She’d run a small empire from this room.
You’d never know by looking at it. Wasn’t even a legal unit, stuffed up in the top of the building with the HVAC systems and the roof access. No kitchen. Bathroom was around the corner, shared with the building’s maintenance workers. A mattress thrown on the floor, hot plate in an alcove, sofa dragged in off the street. Bit of a view. It didn’t have much.
What it did have was power, and a hard link to the sat-grid on the roof.

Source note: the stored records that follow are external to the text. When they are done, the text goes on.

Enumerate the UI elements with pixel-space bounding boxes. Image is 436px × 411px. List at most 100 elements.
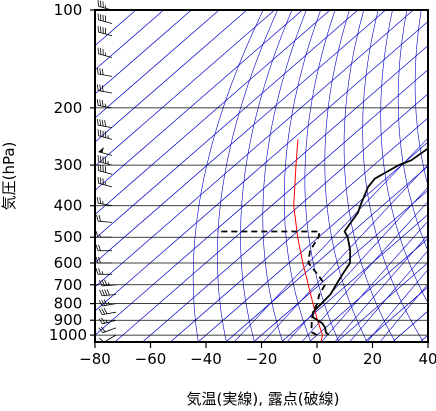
isotherm bbox=[114, 69, 428, 342]
wind-barb-full bbox=[100, 155, 102, 163]
wind-barb bbox=[97, 13, 113, 24]
wind-barb-full bbox=[101, 289, 105, 296]
wind-barb-full bbox=[98, 308, 103, 315]
wind-barb-full bbox=[95, 231, 99, 238]
isotherm bbox=[95, 10, 248, 143]
temperature-curve bbox=[311, 147, 428, 336]
isotherm bbox=[225, 165, 428, 342]
wind-barb-full bbox=[102, 14, 104, 22]
wind-barb bbox=[96, 214, 113, 223]
wind-barb-full bbox=[96, 196, 99, 204]
wind-barb-half bbox=[105, 319, 108, 323]
x-tick-label: 0 bbox=[312, 350, 322, 368]
wind-barb bbox=[96, 196, 113, 207]
wind-barb-full bbox=[98, 268, 101, 275]
wind-barb-full bbox=[99, 68, 102, 75]
y-tick-label: 600 bbox=[54, 254, 83, 272]
wind-barb-full bbox=[103, 299, 108, 306]
wind-barb-flag bbox=[98, 147, 104, 153]
wind-barb-half bbox=[101, 271, 104, 275]
dry-adiabat bbox=[283, 10, 321, 342]
parcel-curve bbox=[293, 139, 323, 342]
wind-barb-full bbox=[104, 120, 106, 127]
wind-barb-full bbox=[103, 308, 108, 314]
y-tick-label: 1000 bbox=[49, 326, 87, 344]
wind-barb bbox=[95, 268, 112, 275]
wind-barb-half bbox=[105, 52, 107, 56]
wind-barb-full bbox=[102, 1, 104, 8]
x-axis-ticks: −80 −60 −40 −20 0 20 40 bbox=[79, 342, 436, 368]
wind-barb-full bbox=[100, 0, 102, 8]
mixing-ratio-line bbox=[379, 283, 428, 342]
wind-barb bbox=[98, 326, 117, 334]
wind-barb-full bbox=[99, 99, 102, 106]
isotherm bbox=[142, 93, 428, 342]
isotherm bbox=[336, 262, 428, 342]
y-tick-label: 400 bbox=[54, 197, 83, 215]
wind-barb bbox=[95, 256, 112, 264]
wind-barb-full bbox=[100, 48, 102, 55]
wind-barb-full bbox=[95, 244, 99, 251]
wind-barb-full bbox=[100, 26, 102, 33]
wind-barb-half bbox=[105, 5, 107, 9]
dry-adiabat bbox=[324, 10, 368, 342]
mixing-ratio-line bbox=[233, 137, 428, 342]
wind-barb-half bbox=[102, 200, 104, 205]
wind-barb-full bbox=[96, 99, 99, 106]
wind-barb-full bbox=[98, 327, 104, 333]
wind-barb-full bbox=[98, 318, 103, 325]
dry-adiabat bbox=[192, 10, 264, 342]
wind-barb bbox=[97, 155, 113, 166]
wind-barb bbox=[98, 308, 117, 316]
wind-barb-full bbox=[97, 25, 99, 33]
dry-adiabat bbox=[217, 10, 278, 342]
isotherm bbox=[95, 10, 275, 167]
y-tick-label: 100 bbox=[54, 1, 83, 19]
x-tick-label: 40 bbox=[418, 350, 436, 368]
wind-barb bbox=[97, 25, 113, 37]
wind-barb bbox=[97, 129, 113, 140]
x-tick-label: −20 bbox=[246, 350, 278, 368]
wind-barb-full bbox=[102, 156, 104, 163]
wind-barb-full bbox=[102, 48, 104, 56]
pressure-grid bbox=[95, 9, 428, 336]
mixing-ratio-line bbox=[301, 201, 428, 342]
x-tick-label: −60 bbox=[135, 350, 167, 368]
x-tick-label: 20 bbox=[363, 350, 382, 368]
wind-barb-half bbox=[107, 282, 110, 286]
wind-barb-full bbox=[101, 299, 106, 306]
wind-barb-full bbox=[99, 280, 103, 287]
wind-barb bbox=[96, 67, 113, 77]
mixing-ratio-line bbox=[286, 186, 428, 342]
isotherm bbox=[95, 10, 331, 215]
wind-barb-full bbox=[95, 268, 99, 275]
wind-barb bbox=[98, 299, 117, 307]
mixing-ratio-line bbox=[366, 269, 428, 342]
wind-barb-full bbox=[102, 165, 104, 172]
wind-barb-full bbox=[97, 176, 99, 184]
wind-barb bbox=[96, 99, 113, 109]
y-tick-label: 900 bbox=[54, 311, 83, 329]
y-axis-title: 気圧(hPa) bbox=[0, 142, 18, 211]
wind-barb-full bbox=[101, 85, 104, 92]
wind-barb-full bbox=[100, 326, 106, 333]
wind-barb-full bbox=[95, 256, 99, 264]
wind-barb-half bbox=[105, 182, 107, 186]
isotherm bbox=[197, 141, 428, 342]
wind-barb-full bbox=[96, 118, 99, 126]
y-tick-label: 200 bbox=[54, 99, 83, 117]
y-tick-label: 500 bbox=[54, 228, 83, 246]
wind-barb-full bbox=[97, 0, 99, 7]
wind-barb-full bbox=[99, 197, 102, 204]
dry-adiabat bbox=[362, 10, 424, 342]
wind-barb bbox=[99, 289, 117, 297]
dry-adiabat bbox=[240, 10, 293, 342]
y-tick-label: 300 bbox=[54, 156, 83, 174]
wind-barb bbox=[96, 84, 113, 94]
wind-barb-full bbox=[101, 308, 106, 315]
wind-barb bbox=[97, 0, 113, 11]
wind-barb-full bbox=[99, 119, 102, 126]
wind-barb-full bbox=[97, 129, 99, 136]
mixing-ratio-line bbox=[262, 164, 428, 342]
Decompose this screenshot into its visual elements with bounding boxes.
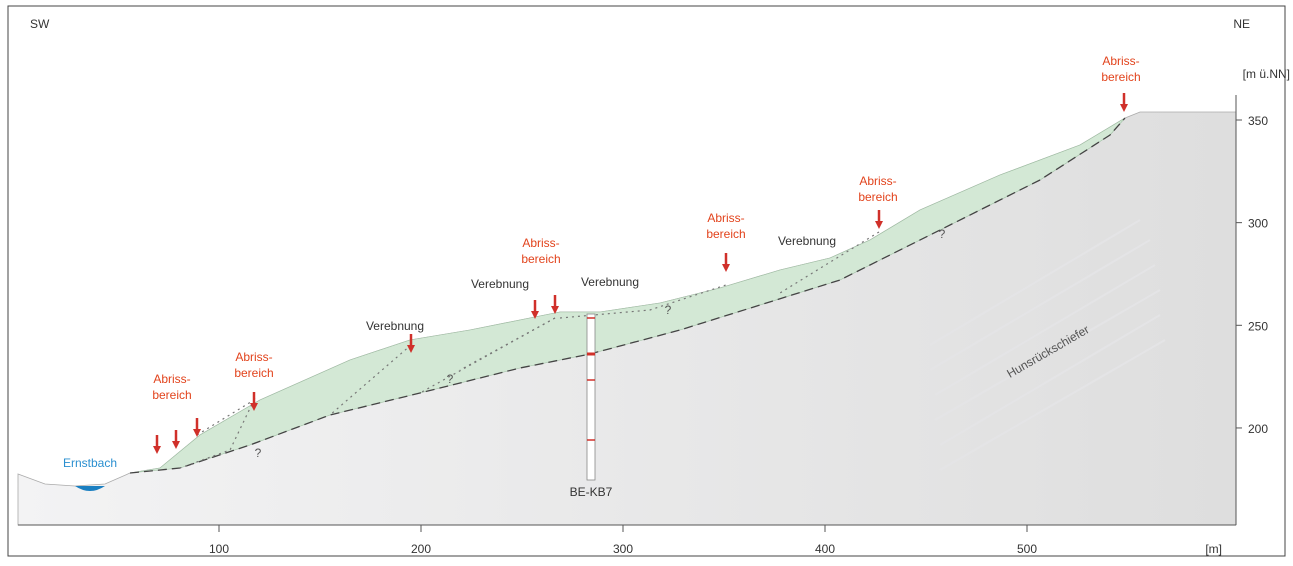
scarp-label: Abriss-: [859, 174, 896, 188]
scarp-label: Abriss-: [1102, 54, 1139, 68]
ne: NE: [1233, 17, 1250, 31]
scarp-label: Abriss-: [522, 236, 559, 250]
sw: SW: [30, 17, 50, 31]
scarp-label: Abriss-: [153, 372, 190, 386]
y-tick-label: 250: [1248, 319, 1268, 333]
unknown: ?: [447, 372, 454, 386]
x-label: [m]: [1205, 542, 1222, 556]
scarp-label: bereich: [234, 366, 273, 380]
unknown: ?: [255, 446, 262, 460]
scarp-label: bereich: [1101, 70, 1140, 84]
x-tick-label: 300: [613, 542, 633, 556]
y-tick-label: 200: [1248, 422, 1268, 436]
terrace-label: Verebnung: [471, 277, 529, 291]
borehole: [587, 314, 595, 480]
terrace-label: Verebnung: [778, 234, 836, 248]
scarp-label: Abriss-: [707, 211, 744, 225]
terrace-label: Verebnung: [581, 275, 639, 289]
x-tick-label: 400: [815, 542, 835, 556]
unknown: ?: [665, 303, 672, 317]
x-tick-label: 500: [1017, 542, 1037, 556]
scarp-label: bereich: [521, 252, 560, 266]
borehole-label: BE-KB7: [570, 485, 613, 499]
cross-section: SW NE [m ü.NN] [m] Ernstbach BE-KB7 Huns…: [0, 0, 1293, 561]
scarp-label: bereich: [858, 190, 897, 204]
scarp-label: bereich: [706, 227, 745, 241]
y-tick-label: 350: [1248, 114, 1268, 128]
y-label: [m ü.NN]: [1243, 67, 1290, 81]
x-tick-label: 100: [209, 542, 229, 556]
scarp-label: bereich: [152, 388, 191, 402]
x-tick-label: 200: [411, 542, 431, 556]
unknown: ?: [939, 227, 946, 241]
terrace-label: Verebnung: [366, 319, 424, 333]
y-tick-label: 300: [1248, 217, 1268, 231]
stream-label: Ernstbach: [63, 456, 117, 470]
scarp-label: Abriss-: [235, 350, 272, 364]
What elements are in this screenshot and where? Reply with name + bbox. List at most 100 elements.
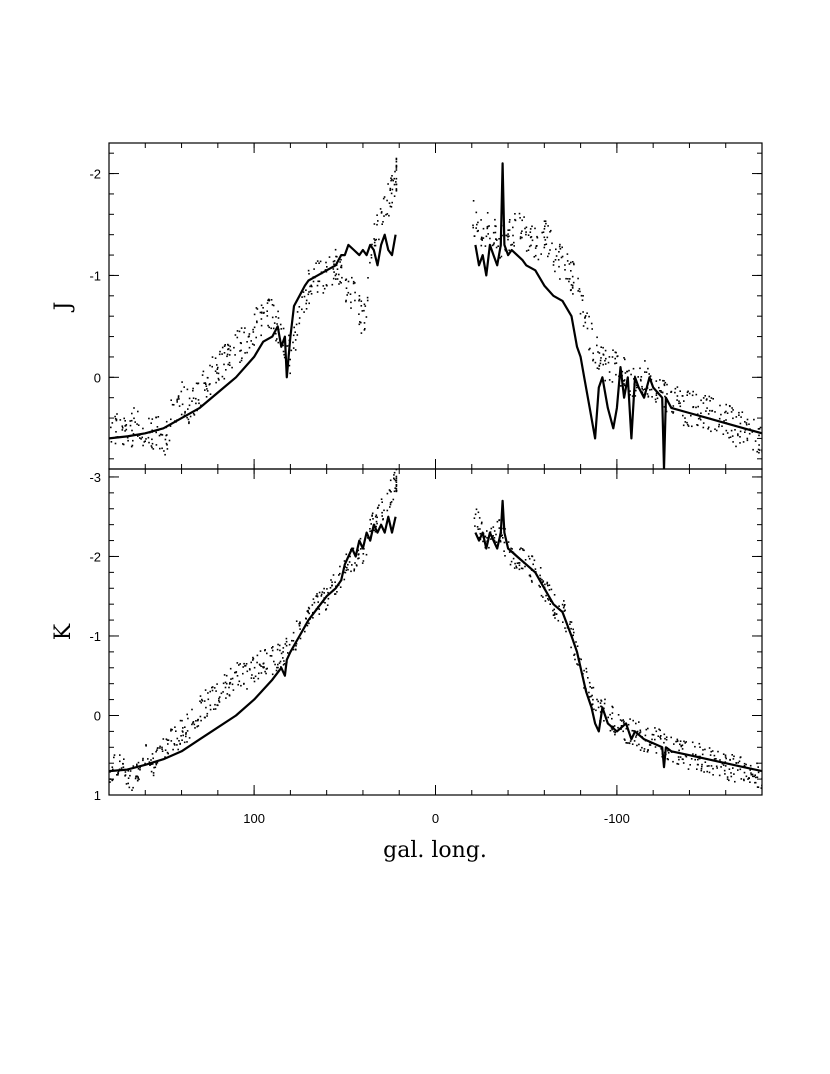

The most striking feature of the room, aside from an inexplicable suit of ancient samurai armor in the entryway—fake probably and dragged in off the street like the sofa, but maybe not?—was the computer station. Quadruple monitors, a xeo 12 with AI assist, and neural interface. The chair in front of it was worn in the padding. Heavy use.
She’d been there a lot.
The poster on the wall above the workstation was telling. Get Mad, it read.
She certainly had gotten mad, hadn’t she? Everyone was mad, now. The financial district might never recover. Not to mention the ministers and their reputations. Down in the streets, through even the pelting rain that was so much louder this close to the roof, the chanting of protestors could be heard.
I leaned over the workstation and passed my hand over a mug of tea. Cardamom from the smell of it.
I looked at my partner, his expression expectant, and his plainclothes still dripping from the rain. “Still warm?” he asked.
I shook my head. “Cold.” I said. I was dripping, too. “She hasn’t been here in a long time.”